黑夜走出的身影不是別人,正是當初蘇晨在瓦西壩所遇到的劉善喜。
當初劉善喜選擇離開瓦西壩,在劉善喜看來是一件讓他解脫的事情,畢竟以他的本事,就這麽一直守在一個小村子裡,實在是太有些屈才了。
而在蘇晨的猜測中,劉善喜應該是遠離了故鄉,畢竟一個身懷本領又幾十年沒有走出過家鄉的人,肯定是想要出去看看的。
這也是他看到劉善喜出現,會這麽驚訝的原因之一。
“進店說吧。”
從劉善喜的表情,蘇晨可以看出來,對方就是專門來找自己的,當下把店門給打開,示意劉善喜進來。
“大哥哥你回來了。”
門一打開,二樓的香香今天難得沒有看電視,不過當她看到跟在蘇晨身後的劉善喜後,臉上又露出了害怕之色,往後退了好幾步。

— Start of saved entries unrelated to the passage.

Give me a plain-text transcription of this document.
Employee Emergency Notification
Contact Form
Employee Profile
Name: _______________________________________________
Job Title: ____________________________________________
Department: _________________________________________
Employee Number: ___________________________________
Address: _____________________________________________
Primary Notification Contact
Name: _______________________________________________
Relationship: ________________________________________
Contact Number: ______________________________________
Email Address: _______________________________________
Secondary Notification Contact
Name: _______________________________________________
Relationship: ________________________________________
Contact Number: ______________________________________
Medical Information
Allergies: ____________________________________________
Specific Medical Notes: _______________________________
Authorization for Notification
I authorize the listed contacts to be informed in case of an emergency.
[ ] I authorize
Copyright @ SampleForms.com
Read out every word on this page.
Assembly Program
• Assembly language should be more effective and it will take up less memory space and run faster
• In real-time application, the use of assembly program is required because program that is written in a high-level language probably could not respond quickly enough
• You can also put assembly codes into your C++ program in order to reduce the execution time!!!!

在小女孩心中,劉善喜自然是記得的,這是一個很嚴厲的伯伯,有一次她跟著山上一位鬼魂爺爺去這位伯伯店裡買東西,她被店裡的一件小碎裙給吸引了,伸手摸了一下,結果就招來這位伯伯的一頓呵斥。
“你竟然收養了這小野鬼?”
劉善喜走進屋子後看到香香也是愣了那麽一下,對於香香他也是有印象的,這是山上的孤魂野鬼,如果不是山裡那些老鬼看她可憐,有什麽用不完的東西給她送去一點,這小野鬼早就死了。
對於這種窮的孤魂野鬼,劉善喜是沒有一點同情和可憐之心的,他留在村子裡為的就是找尋到祖屋,可待了那麽多年一無所獲,早就不耐煩了。
同情這些孤魂野鬼,那誰來同情他?
所以前不久找到了祖屋,雖然沒有特別大的收獲,但他心裡還是很高興的,因為他解放了,完成了父親的要求和遺願,終於是可以離開村子了。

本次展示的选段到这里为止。